Nougat Mousse with Black Currant Froth and Verbena Jelly
Christian Petz, Palais Coburg, Autriche
Christian Petz, Palais Coburg, Autriche
Flavors of Austria
Total time: more than 2 hours
Preparation time: 40 minutes
Cooking time: Under 30 minutes
Chilling time: 1 to 2 hours
Difficulty: Requires a certain dexterity
Chef's Note
Here's a combination you'll find at ice cream makers: nougat-pistachio-black currant-lemon. Now think of these flavors in an unusual version consisting of a mousse made in a bain-marie, whipped, and made into jelly to create contrasting textures that delight the senses. 
Ingredients
Ingredients for 6 servings
For the nougat mousse
- 1 sheet of gelatin or 1 1/2 packets of powdered gelatin
- 60 g (2 oz.) milk chocolate
- 70 g (2 1/2 oz.) nougat
- 1 egg
- 1 tbsp. milk
- Granulated sugar
- 1 tbsp. hazelnut liqueur
- 250 ml (1 cup) whipping cream
- Salt
For the pistachio cake
- 2 egg whites
- 1 1/2 tsp. granulated sugar
- 70 g (2 1/2 oz.) shelled pistachios**
- 50 g (2 oz.) shlled almonds**
- 1 tbsp. flour
- 110 g (4 oz.) powdered sugar
For the cassis foam
- 2 leaves of gelatin or 3 g of powdered gelatin
- 150 ml (10 tbsp.) Moscato d'Asti
- 60 ml (1/4 cup) sugar syrup*
- 60 ml (1/4 cup) cassis (blackberry) liqueur
For the verbena jelly
- 60 ml (1/4 cup) sugar syrup*
- 1 small bunch of fresh Verbena
- 1 g Agar-agar
- 150 ml (10 tbsp.) Moscato d'Asti
Method

*Sugar syrup

  1. Boil together equal quantities of water and granulated sugar to form a syrupy consistency. 

**Almonds and pistachios

  1. Grind the nuts to a powder in a food processor.
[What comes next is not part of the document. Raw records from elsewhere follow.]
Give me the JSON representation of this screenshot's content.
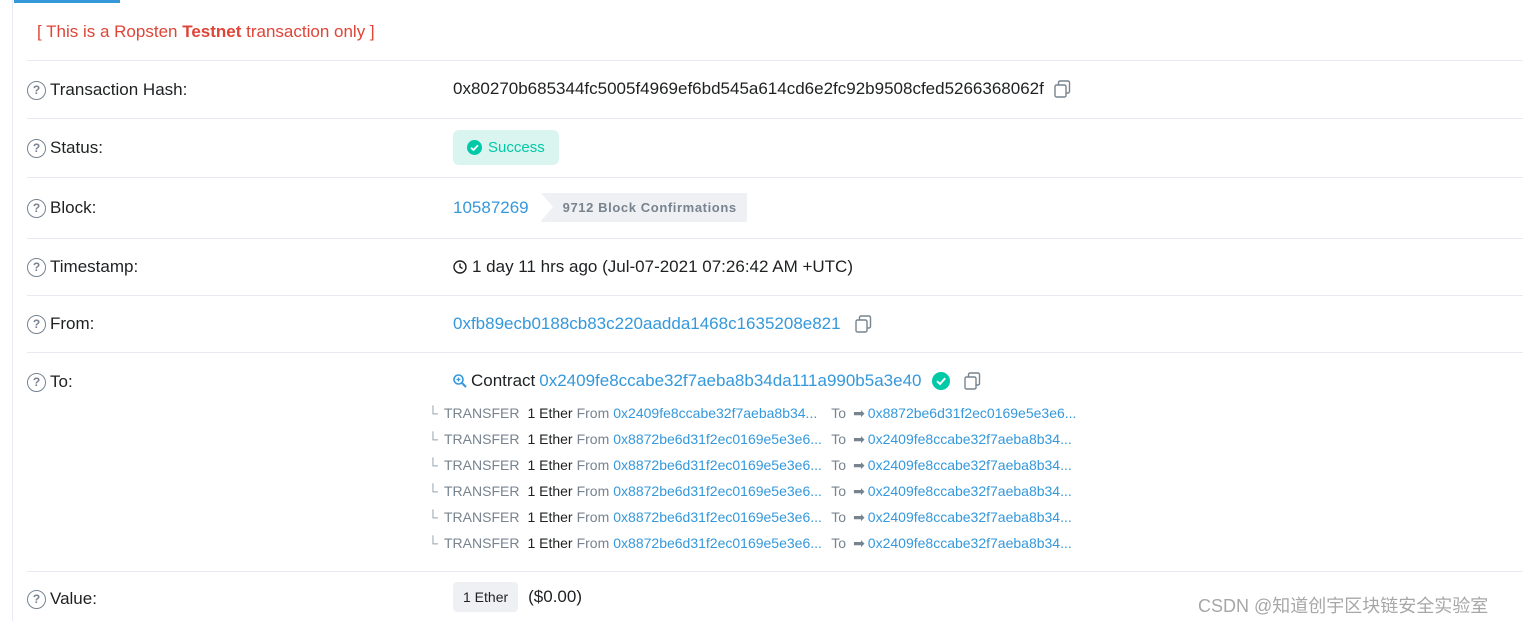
{
  "testnet_notice": {
    "prefix": "[ This is a Ropsten ",
    "bold": "Testnet",
    "suffix": " transaction only ]"
  },
  "labels": {
    "hash": "Transaction Hash:",
    "status": "Status:",
    "block": "Block:",
    "timestamp": "Timestamp:",
    "from": "From:",
    "to": "To:",
    "value": "Value:"
  },
  "help_glyph": "?",
  "transaction": {
    "hash": "0x80270b685344fc5005f4969ef6bd545a614cd6e2fc92b9508cfed5266368062f",
    "status": "Success",
    "block_number": "10587269",
    "confirmations": "9712 Block Confirmations",
    "timestamp": "1 day 11 hrs ago (Jul-07-2021 07:26:42 AM +UTC)",
    "from": "0xfb89ecb0188cb83c220aadda1468c1635208e821",
    "to_prefix": "Contract",
    "to_address": "0x2409fe8ccabe32f7aeba8b34da111a990b5a3e40",
    "value_amount": "1 Ether",
    "value_usd": "($0.00)"
  },
  "transfer_words": {
    "corner": "└",
    "type": "TRANSFER",
    "from": "From",
    "to": "To",
    "arrow": "➡"
  },
  "transfers": [
    {
      "amount": "1 Ether",
      "from": "0x2409fe8ccabe32f7aeba8b34...",
      "to": "0x8872be6d31f2ec0169e5e3e6..."
    },
    {
      "amount": "1 Ether",
      "from": "0x8872be6d31f2ec0169e5e3e6...",
      "to": "0x2409fe8ccabe32f7aeba8b34..."
    },
    {
      "amount": "1 Ether",
      "from": "0x8872be6d31f2ec0169e5e3e6...",
      "to": "0x2409fe8ccabe32f7aeba8b34..."
    },
    {
      "amount": "1 Ether",
      "from": "0x8872be6d31f2ec0169e5e3e6...",
      "to": "0x2409fe8ccabe32f7aeba8b34..."
    },
    {
      "amount": "1 Ether",
      "from": "0x8872be6d31f2ec0169e5e3e6...",
      "to": "0x2409fe8ccabe32f7aeba8b34..."
    },
    {
      "amount": "1 Ether",
      "from": "0x8872be6d31f2ec0169e5e3e6...",
      "to": "0x2409fe8ccabe32f7aeba8b34..."
    }
  ],
  "watermark": "CSDN @知道创宇区块链安全实验室",
  "icons": {
    "help": "question-circle-icon",
    "copy": "copy-icon",
    "success": "check-circle-icon",
    "clock": "clock-icon",
    "contract": "search-plus-icon",
    "verified": "verified-check-icon"
  },
  "colors": {
    "link": "#3498db",
    "success": "#00c9a7",
    "danger": "#de4437",
    "muted": "#77838f"
  }
}
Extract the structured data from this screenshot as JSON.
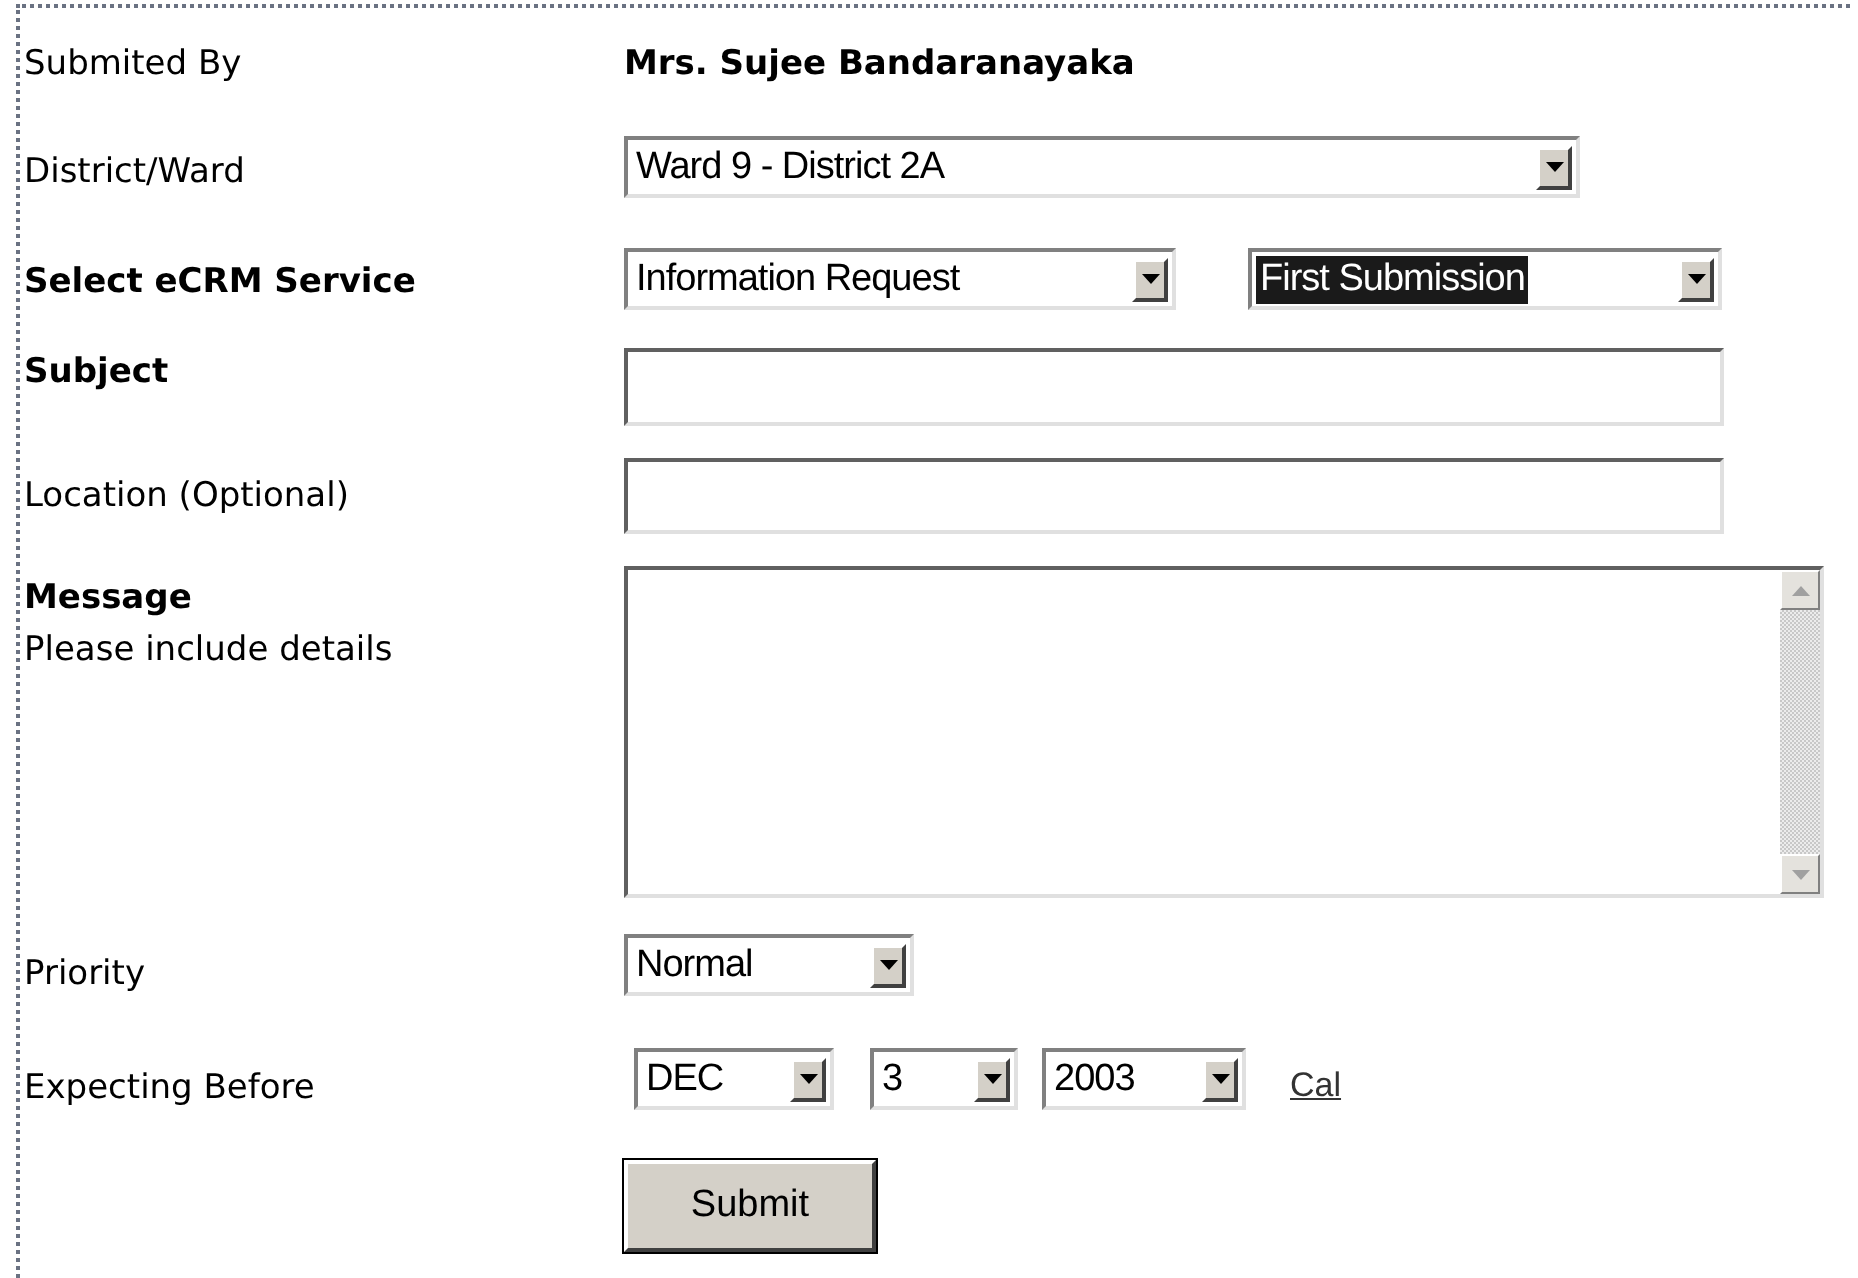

You can also buy bags of already ground almonds and pistachios. 

Nougat mousse

  1. Soften the gelatin in cold water.
  2. Cut the chocolate into pieces. Melt the chocolate and nougat in a double boiler. 
  3. Whisk the egg, milk and sugar together over the steam; break up the gelatin and blend it into the mixture; add the liqueur, off the heat. Stir until cooled. 
  4. Whip the cream with a few grains of salt to form peaks; gently fold in the preceding mixture (3). Pour into a bowl and let cool.

Cake

  1. Beat the egg whites with the sugar.
  2. Blend in all the other ingredients.
  3. Pour evenly into a baking sheet lined with parchment paper. Bake for about 8 minutes at 180° C (350° F).

Black Currant Froth

  1. Soften the gelatin in cold water.
  2. Whisk the Moscato d’Asti, sugar syrup and cassis liqueur in a double boiler.
  3. Break up the gelatin and dissolve in mixture 2.
  4. Pour into a bowl and place over crushed ice; whisk until the mixture cools and thickens somewhat.
  5. Pour into a deep dish - the mixture should be about 3 cm (1 1/4") high; refrigerate immediately. 

Verbena Jelly

  1. Rapidly boil the sugar syrup and verbena; remove from the heat and strain.
  2. Boil the sugar syrup again with the agar agar. Stir in the Moscato d’Asti. Pour into a cup and let set in the refrigerator.
  3. Cut the jelly into small dice.

Presentation

  1. Cut the cake into 6 portions.
  2. Cover each portion with cassis foam.
  3. Cover the sides with nougat mousse.
  4. Garnish with the verbena jelly dice, berries, chocolate shavings, wafers and edible flowers.